Last week, I was lucky enough to be asked to speak at the Pink Ribbon breakfast hosted by the Nourish Magazine in Hamilton. For those of you that don’t know, the Pink Ribbon Breakfast is a fundraising event raising money for to fund breast cancer education, research and patient support. I’d like to take the opportunity to share this information with the Raglan community.
As metabolising oestrogen efficiently is one of the key factors to supporting optimal breast health, my recommendations focused on this.
Increase phytoestrogen-rich foods (tofu, flaxseeds, sprouts, oats). Phytoestrogens are plant-like compounds which bind to the same receptors as oestrogen in the body. This has a balancing effect; it can help with oestrogen excess or deficiency symptoms. In countries where there is a higher soya intake, there is a lower incidence of breast, colon and prostate cancers. This is believed to be related to the presence of phytoestrogens, however some studies show a lowered risk of non-hormonal conditions, indicating that soya products may have other protective effects.
Increase cruciferous vegetable intake (broccoli, cauliflower, Brussels sprouts, kale, cabbage). Cruciferous vegetables contain a compound that can help clear oestrogen in the liver, as well as having antioxidant effects.
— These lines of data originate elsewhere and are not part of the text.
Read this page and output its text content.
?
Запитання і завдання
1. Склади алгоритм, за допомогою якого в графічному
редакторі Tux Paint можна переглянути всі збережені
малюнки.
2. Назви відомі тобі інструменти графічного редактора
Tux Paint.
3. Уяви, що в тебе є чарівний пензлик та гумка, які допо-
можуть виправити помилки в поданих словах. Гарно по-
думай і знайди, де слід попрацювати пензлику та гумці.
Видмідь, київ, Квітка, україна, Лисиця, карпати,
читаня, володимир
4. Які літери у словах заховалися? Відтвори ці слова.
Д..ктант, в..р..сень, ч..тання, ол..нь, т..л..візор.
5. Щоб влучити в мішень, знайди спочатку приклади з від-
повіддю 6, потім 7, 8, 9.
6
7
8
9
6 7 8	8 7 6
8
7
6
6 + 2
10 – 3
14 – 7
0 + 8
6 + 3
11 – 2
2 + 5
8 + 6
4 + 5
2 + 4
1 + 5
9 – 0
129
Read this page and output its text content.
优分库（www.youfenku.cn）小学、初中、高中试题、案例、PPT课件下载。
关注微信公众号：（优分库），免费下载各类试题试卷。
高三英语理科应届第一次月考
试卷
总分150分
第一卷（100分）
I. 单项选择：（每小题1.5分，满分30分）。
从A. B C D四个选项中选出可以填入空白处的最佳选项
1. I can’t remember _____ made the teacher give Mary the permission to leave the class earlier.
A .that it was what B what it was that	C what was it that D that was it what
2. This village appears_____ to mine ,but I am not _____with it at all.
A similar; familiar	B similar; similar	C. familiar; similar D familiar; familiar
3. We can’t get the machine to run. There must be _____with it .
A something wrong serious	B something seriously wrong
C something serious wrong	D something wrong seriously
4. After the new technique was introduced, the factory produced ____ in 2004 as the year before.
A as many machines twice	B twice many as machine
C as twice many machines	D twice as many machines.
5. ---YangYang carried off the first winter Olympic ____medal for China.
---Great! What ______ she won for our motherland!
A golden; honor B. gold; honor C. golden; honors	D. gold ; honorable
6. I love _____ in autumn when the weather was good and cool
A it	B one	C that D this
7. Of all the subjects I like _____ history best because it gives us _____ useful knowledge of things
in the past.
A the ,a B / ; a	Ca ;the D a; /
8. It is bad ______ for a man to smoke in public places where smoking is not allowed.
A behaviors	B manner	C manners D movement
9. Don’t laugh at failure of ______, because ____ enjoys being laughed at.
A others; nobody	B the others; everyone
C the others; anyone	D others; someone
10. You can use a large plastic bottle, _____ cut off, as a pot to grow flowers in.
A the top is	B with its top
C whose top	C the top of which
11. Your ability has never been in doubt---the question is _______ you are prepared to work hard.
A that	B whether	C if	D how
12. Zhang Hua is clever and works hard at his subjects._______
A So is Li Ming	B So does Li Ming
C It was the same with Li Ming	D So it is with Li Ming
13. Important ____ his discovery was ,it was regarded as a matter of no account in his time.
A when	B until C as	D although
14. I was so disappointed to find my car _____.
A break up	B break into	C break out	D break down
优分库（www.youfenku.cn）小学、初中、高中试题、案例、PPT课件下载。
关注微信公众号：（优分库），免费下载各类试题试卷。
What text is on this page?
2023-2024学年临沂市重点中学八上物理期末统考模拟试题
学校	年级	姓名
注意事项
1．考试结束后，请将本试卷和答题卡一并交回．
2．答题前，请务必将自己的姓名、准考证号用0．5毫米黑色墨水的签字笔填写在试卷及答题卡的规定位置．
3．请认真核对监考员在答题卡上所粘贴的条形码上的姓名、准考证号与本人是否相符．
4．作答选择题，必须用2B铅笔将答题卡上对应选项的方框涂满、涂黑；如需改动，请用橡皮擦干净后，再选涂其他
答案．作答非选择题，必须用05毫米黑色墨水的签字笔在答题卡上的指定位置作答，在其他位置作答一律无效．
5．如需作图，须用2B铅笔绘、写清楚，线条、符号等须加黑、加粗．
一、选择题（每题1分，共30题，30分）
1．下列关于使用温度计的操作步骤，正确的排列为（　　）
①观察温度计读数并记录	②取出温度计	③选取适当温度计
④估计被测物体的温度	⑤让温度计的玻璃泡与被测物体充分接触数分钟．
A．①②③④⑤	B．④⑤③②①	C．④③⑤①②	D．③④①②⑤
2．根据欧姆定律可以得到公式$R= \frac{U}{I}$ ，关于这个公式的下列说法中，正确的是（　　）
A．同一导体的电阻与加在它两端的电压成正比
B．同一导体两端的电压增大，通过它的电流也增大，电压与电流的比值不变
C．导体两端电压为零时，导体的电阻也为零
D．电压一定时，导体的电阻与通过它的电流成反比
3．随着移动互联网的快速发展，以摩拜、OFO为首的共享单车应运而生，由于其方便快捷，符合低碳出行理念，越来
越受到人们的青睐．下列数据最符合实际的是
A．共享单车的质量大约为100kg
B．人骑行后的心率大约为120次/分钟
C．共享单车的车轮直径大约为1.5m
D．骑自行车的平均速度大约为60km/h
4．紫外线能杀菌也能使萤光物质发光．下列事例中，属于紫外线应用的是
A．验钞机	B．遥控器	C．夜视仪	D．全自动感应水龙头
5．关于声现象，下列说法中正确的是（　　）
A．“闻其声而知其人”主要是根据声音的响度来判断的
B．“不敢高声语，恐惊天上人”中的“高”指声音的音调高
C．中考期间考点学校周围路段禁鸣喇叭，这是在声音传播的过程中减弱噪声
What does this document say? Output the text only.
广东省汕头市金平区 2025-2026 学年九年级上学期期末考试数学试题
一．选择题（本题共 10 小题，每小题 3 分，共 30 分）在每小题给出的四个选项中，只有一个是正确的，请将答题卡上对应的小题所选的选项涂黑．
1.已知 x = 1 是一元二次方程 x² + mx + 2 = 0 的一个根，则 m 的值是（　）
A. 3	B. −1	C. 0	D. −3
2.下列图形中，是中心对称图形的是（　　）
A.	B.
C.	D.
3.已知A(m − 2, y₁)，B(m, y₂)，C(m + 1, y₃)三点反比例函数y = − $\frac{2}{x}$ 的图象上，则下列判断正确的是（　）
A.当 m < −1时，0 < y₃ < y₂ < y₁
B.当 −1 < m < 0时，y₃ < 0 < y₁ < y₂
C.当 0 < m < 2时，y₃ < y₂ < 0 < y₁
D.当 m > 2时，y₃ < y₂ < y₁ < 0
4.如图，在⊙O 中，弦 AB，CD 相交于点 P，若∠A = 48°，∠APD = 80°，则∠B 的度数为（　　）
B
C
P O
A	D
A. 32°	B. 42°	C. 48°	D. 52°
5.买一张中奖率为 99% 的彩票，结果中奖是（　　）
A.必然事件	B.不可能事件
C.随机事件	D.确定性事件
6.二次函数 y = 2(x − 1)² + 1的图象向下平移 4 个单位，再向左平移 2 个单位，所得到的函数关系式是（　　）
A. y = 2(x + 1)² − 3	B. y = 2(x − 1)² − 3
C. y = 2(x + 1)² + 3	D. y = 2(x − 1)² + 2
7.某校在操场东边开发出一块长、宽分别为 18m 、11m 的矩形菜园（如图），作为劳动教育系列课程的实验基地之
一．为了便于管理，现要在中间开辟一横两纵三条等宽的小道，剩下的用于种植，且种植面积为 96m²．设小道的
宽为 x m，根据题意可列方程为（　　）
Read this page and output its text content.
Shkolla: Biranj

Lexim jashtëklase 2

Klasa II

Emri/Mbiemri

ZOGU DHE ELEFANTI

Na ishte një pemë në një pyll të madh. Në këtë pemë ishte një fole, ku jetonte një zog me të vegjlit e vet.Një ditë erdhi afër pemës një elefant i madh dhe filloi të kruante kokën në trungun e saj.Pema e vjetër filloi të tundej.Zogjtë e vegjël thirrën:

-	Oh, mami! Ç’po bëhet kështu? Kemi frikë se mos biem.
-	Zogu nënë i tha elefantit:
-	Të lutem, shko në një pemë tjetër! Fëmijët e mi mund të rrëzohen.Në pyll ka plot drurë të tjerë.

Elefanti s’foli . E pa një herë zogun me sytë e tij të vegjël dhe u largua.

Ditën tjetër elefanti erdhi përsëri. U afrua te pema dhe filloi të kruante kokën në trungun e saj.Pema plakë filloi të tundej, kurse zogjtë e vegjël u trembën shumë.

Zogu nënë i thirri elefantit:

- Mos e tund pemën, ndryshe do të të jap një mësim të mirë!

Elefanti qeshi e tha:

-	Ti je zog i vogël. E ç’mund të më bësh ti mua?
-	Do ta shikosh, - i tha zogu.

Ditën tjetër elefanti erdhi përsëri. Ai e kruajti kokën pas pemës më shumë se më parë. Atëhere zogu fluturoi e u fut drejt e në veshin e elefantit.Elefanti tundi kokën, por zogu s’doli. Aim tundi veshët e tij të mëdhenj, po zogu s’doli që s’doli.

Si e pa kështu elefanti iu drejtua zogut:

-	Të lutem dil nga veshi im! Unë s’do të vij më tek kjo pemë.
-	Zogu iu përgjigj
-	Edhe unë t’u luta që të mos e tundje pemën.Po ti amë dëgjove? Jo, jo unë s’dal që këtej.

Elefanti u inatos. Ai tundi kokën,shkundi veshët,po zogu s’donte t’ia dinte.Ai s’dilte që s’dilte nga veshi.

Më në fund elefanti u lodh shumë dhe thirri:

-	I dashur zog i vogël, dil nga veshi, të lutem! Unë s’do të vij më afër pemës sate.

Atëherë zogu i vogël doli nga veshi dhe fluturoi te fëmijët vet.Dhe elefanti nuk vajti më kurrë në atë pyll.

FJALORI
Breast tissue is sensitive to oestrogen and making sure it is detoxified sufficiently may help prevent any relative oestrogen excess conditions such as oestrogen dependent breast growths.
Increase red, yellow and orange vegetables and fruits (kumara, carrots, oranges, pumpkin, beetroot, tomatoes). Red, yellow and orange vegetables contain high levels of beta-carotene, one of the major antioxidants which may help prevent abnormal cell growth. A daily intake of several yellow, orange or red vegetables, as well as one or two pieces of yellow or orange fruit is advisable. A serve of dark green leafy vegetables, either as a salad or cooked, will also increase beta-carotene intake as well as providing a good source of other nutrients.
Drink 2-3 cups of green tea daily. A compound in green tea has been shown to have a protective role in breast health. When making green tea, you only need to infuse the tea for a minute, otherwise it gets too bitter.
Increase seaweed into your diet (kelp, kombu). Seaweeds are a rich source of iodine, which is essential for proper thyroid function and oestrogen metabolism. Sprinkle kelp onto your food or use other types of seaweeds in soups and stews.
And 4 things to reduce:
Saturated fats from animal products. There has been a link between high saturated fat intake and breast cell abnormalities. Reduce animal fats and hydrogenated fats such as margarine, plus vegetable oils such as safflower and corn. Instead, increase monounsaturated fats such as olive oil and avocado oil and omega 3 fats from fish or flaxseed.
Alcohol. Aim to have 4-5 nights of alcohol free a week and moderate intake on the other nights. There is evidence linking alcohol consumption to an increase in breast cancer risk.
If possible, choose organic meats as their non-organic counterparts are fed oestrogen to encourage growth.
Avoid sources of xenoestrogens in your environment; these are synthetic compounds that disturb oestrogen metabolism and may exacerbate oestrogen-dominant symptoms. Xenoestrogens can be found in synthetic body products, cleaning products and plastics. Choose natural home and body products where possible, avoid heating foods in plastic, and choose glass or stainless-steel food/drink containers as a healthier alternative to plastic.
These are some simple things that you can do at home to support your breast health. Given the complex nature of hormones, it is best to seek professional advice from one of our qualified naturopaths when choosing herbs or supplements.